Orginally published in Harvard Business Review blog on March 5, 2013
Remember when Apple’s stock traded at $7 a share? I do, because that’s when I sold my shares. Tech experts’ sage predictions had convinced me that the Mac would never make a dent in the PC market. As it turned out, the Mac didn’t need to make a dent, because Apple mutated its cute computer DNA into cute music players and phones that fit massive unfilled niches. Yet even the genius architect of this turnaround made faulty predictions sometimes. Remember the invention Steve Jobs said was going to be “bigger than the PC”? You may have seen a mall cop riding one recently.
Even the best of us are horrible at predicting the future. That’s too bad, because our world is full of risk that we’d love to avoid and opportunity that we’d love to seize.
Fortunately, there’s a rich source of lessons on how to thrive in an unpredictable world, and it has been cranking out success stories for 3.5 billion years. It’s called biology.
All of Earth’s successful organisms have thrived without analyzing past crises or trying to predict the next one. They haven’t held “planning exercises” or created “predictive frameworks.” Instead, they’ve adapted. Adaptability is the power to detect and respond to change in the world, no matter how surprising or inconvenient it may be.
While there’s much chatter in the management world about the need to be adaptable, only a few creative companies and innovative managers have probed the natural world for its adaptability secrets. But when they have, they’ve been remarkably successful. A study of nature offers straightforward guidance through four key practices of adaptable systems.
Decentralization. The most successful biological organisms are structured or organized in such a way as to eschew centralized control in favor of allowing multiple agents to independently sense and quickly respond to change. An octopus, despite its surprisingly intelligent brain, doesn’t order each arm to change a certain color when it needs to hide quickly. Rather, individual skin cells across its body sense and respond to change and give the octopus a collective camouflage.
CEOs and shareholders needn’t fear this kind of organization. The independent sensors of adaptable organisms are not anarchists.

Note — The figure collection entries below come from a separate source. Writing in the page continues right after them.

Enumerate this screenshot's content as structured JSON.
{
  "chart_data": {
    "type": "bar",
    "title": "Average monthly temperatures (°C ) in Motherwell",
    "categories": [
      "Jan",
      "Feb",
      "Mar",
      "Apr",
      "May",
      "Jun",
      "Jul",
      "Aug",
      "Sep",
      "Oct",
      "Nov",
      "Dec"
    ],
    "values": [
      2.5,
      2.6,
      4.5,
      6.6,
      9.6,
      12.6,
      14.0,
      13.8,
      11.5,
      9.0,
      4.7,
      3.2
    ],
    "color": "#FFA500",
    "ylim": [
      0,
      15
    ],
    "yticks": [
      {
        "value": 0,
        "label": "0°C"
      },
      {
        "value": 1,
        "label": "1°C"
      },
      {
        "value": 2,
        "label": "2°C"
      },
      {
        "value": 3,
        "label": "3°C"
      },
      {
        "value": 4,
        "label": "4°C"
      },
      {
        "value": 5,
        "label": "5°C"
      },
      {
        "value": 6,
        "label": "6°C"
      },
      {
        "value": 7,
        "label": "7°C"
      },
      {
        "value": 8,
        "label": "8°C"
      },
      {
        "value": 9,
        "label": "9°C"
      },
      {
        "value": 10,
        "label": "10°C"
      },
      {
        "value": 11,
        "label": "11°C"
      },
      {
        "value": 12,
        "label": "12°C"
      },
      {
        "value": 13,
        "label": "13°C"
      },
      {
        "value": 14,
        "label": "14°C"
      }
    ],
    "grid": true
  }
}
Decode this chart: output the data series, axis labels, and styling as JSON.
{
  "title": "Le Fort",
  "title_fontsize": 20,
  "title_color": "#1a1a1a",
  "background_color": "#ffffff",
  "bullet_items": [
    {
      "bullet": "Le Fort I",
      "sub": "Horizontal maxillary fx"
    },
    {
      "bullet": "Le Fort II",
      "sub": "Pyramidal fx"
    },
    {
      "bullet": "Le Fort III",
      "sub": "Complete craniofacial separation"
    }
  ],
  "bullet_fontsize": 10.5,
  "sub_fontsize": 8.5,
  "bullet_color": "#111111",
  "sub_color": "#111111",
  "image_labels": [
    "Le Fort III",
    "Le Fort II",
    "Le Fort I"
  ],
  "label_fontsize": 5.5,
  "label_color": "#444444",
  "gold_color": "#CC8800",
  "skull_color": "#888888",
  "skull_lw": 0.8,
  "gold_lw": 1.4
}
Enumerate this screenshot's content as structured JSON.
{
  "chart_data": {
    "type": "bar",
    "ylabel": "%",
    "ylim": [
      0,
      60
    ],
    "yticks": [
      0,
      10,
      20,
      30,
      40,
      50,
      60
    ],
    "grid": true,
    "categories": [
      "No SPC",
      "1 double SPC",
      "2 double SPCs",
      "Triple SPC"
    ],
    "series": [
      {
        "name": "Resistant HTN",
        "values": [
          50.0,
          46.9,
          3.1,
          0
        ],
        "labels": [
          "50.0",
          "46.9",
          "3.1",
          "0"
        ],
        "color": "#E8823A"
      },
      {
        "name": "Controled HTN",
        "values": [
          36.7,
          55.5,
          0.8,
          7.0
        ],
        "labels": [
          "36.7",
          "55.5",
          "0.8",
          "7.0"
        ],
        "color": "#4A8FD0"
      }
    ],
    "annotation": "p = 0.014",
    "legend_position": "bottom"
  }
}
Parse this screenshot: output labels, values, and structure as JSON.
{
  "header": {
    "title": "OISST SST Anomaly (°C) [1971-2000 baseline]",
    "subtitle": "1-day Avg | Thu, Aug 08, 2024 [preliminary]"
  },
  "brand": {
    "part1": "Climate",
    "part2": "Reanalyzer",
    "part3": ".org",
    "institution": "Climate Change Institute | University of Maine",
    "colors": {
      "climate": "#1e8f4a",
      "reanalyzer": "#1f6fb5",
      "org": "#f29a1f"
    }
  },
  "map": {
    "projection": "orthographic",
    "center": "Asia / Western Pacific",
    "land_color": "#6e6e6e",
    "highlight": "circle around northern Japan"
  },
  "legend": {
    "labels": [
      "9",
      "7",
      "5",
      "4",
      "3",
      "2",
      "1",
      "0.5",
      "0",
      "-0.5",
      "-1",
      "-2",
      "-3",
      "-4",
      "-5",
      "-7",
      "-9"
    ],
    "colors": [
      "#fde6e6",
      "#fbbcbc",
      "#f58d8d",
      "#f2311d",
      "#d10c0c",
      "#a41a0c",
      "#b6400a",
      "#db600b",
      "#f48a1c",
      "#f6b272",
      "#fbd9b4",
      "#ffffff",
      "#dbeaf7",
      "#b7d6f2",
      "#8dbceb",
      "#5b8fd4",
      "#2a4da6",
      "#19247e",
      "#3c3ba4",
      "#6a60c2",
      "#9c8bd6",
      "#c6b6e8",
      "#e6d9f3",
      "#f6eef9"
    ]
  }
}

Ultimate YouTube Guide has the best microphone for youtube commentary be sure to check them out. They rely on the resources and follow the overall direction that the body gives them. But decentralized organization yields faster, cheaper, and more effective solutions to complex problems — think Wikipedia versus Encyclopedia Britannica, DARPA Grand Challenges versus Department of Defense single-source contracts, or Google Flu Trends (which uses the power of billions of users independently searching for flu-related terms on Google to identify flu outbreaks) versus the U.S. Centers for Disease Control and Prevention flu reports (which can give you the same results, two weeks later).
Redundancy. Adaptable systems make multiple copies of everything and modify the copies to hedge against uncertainty. Redundancy is not efficient, but it does help you solve a wide range of unexpected problems. A CEO I know who uses biological principles to run a manufacturing firm that has never been unprofitable or laid off an employee in 30 years keeps a massive warehouse full of multiple copies of every part he’s ever made. This cache of inventory and wasted real estate violates all the norms of just-in-time manufacturing, but when a 20-year-old helicopter is grounded and needs to fly now, he is the only one who has the part. Customers that have been bailed out by him go back to him. He has turned commodity parts into a proprietary service, just as nature turns the massive redundancy of just four DNA bases into a dazzling array of unique ways to deal with risk and uncertainty.